Depuis 1789, en vérité, la Gauche n’en finit pas d’inventer des projets de révolution anthropologique, d’éradication du passé, de construction d’un monde neuf. Après la grande faillite du communisme, elle nous laissa une petite vingtaine d’années de répit avant de trouver dans le projet diversitaire et antiraciste, si bien analysé par Bock-Côté, un nouvel idéal, une énième utopie, un autre combat contre ces forces obscures toujours à l’œuvre et dont elle ne peut tolérer les résistances, pour ne pas dire l’existence. Avec la Gauche, l’histoire ne recommence pas, elle se poursuit.
« La révolution est glacée » disait Antoine Saint-Just. Celle des racialistes le sera aussi. A moins que, comme le pense Mathieu Bock-Côté, les peuples européens ne réagissent, en puisant dans la défense de leur nation et de leur civilisation, la sève salvatrice.

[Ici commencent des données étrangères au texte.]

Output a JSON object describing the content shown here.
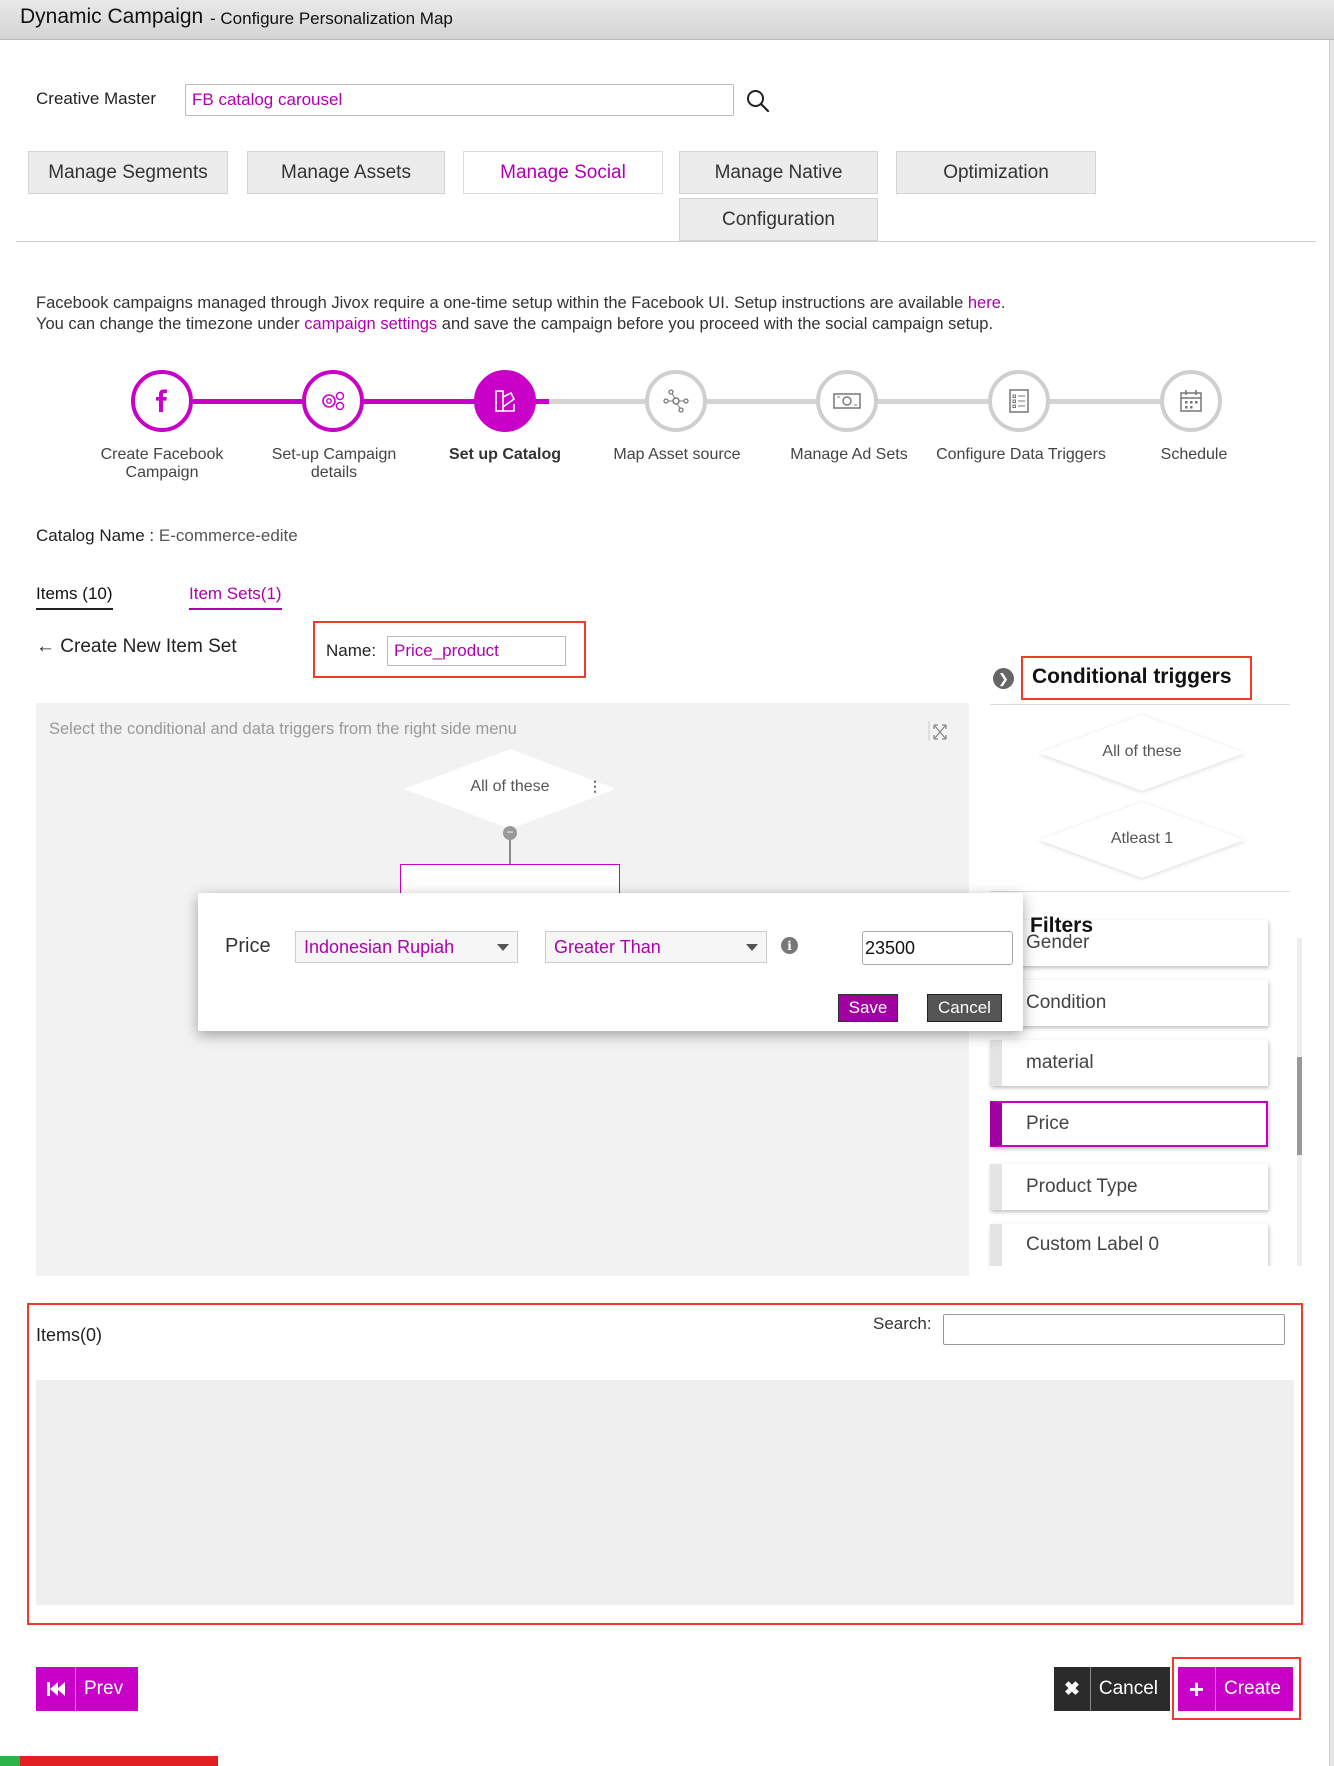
{
  "header": {
    "title": "Dynamic Campaign",
    "subtitle": "- Configure Personalization Map"
  },
  "creative_master": {
    "label": "Creative Master",
    "value": "FB catalog carousel"
  },
  "tabs": [
    {
      "label": "Manage Segments"
    },
    {
      "label": "Manage Assets"
    },
    {
      "label": "Manage Social"
    },
    {
      "label": "Manage Native"
    },
    {
      "label": "Optimization"
    },
    {
      "label": "Configuration"
    }
  ],
  "info": {
    "line1_prefix": "Facebook campaigns managed through Jivox require a one-time setup within the Facebook UI. Setup instructions are available ",
    "line1_link": "here",
    "line1_suffix": ".",
    "line2_prefix": "You can change the timezone under ",
    "line2_link": "campaign settings",
    "line2_suffix": " and save the campaign before you proceed with the social campaign setup."
  },
  "steps": [
    {
      "label": "Create Facebook Campaign",
      "icon": "facebook-icon"
    },
    {
      "label": "Set-up Campaign details",
      "icon": "gears-icon"
    },
    {
      "label": "Set up Catalog",
      "icon": "catalog-icon"
    },
    {
      "label": "Map Asset source",
      "icon": "network-icon"
    },
    {
      "label": "Manage Ad Sets",
      "icon": "money-icon"
    },
    {
      "label": "Configure Data Triggers",
      "icon": "checklist-icon"
    },
    {
      "label": "Schedule",
      "icon": "calendar-icon"
    }
  ],
  "catalog": {
    "label": "Catalog Name :",
    "value": "E-commerce-edite"
  },
  "subtabs": {
    "items": "Items (10)",
    "item_sets": "Item Sets(1)"
  },
  "create_new": "Create New Item Set",
  "name_field": {
    "label": "Name:",
    "value": "Price_product"
  },
  "canvas": {
    "hint": "Select the conditional and data triggers from the right side menu",
    "node_label": "All of these"
  },
  "conditional_triggers": {
    "title": "Conditional triggers",
    "options": [
      "All of these",
      "Atleast 1"
    ]
  },
  "filters": {
    "title": "Filters",
    "items": [
      "Gender",
      "Condition",
      "material",
      "Price",
      "Product Type",
      "Custom Label 0"
    ]
  },
  "popup": {
    "field": "Price",
    "currency": "Indonesian Rupiah",
    "operator": "Greater Than",
    "value": "23500",
    "save": "Save",
    "cancel": "Cancel"
  },
  "items_panel": {
    "title": "Items(0)",
    "search_label": "Search:"
  },
  "footer": {
    "prev": "Prev",
    "cancel": "Cancel",
    "create": "Create"
  },
  "colors": {
    "accent": "#c800c8",
    "highlight_border": "#ee3b2a"
  }
}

Mais l’Eglise catholique, universelle par nature, n’aurait-il pas elle aussi un rôle à jouer afin d’empêcher cette dynamique de haine raciale qui jette déjà les hommes les uns contre les autres ? Encore faudrait-il qu’elle soit elle-même prémunie contre cette folie totalitaire, elle qui céda, il n’y a pas si longtemps, aux sirènes du marxisme triomphant…
frederic le moal
Mathieu Bock-Côté, La Révolution racialiste et autres virus idéologiques, Presses de la Cité, avril 2021, 238 p. — 20,00 €.
[1] Frédéric Le Moal, Histoire du fascisme, Paris, Perrin, 2018.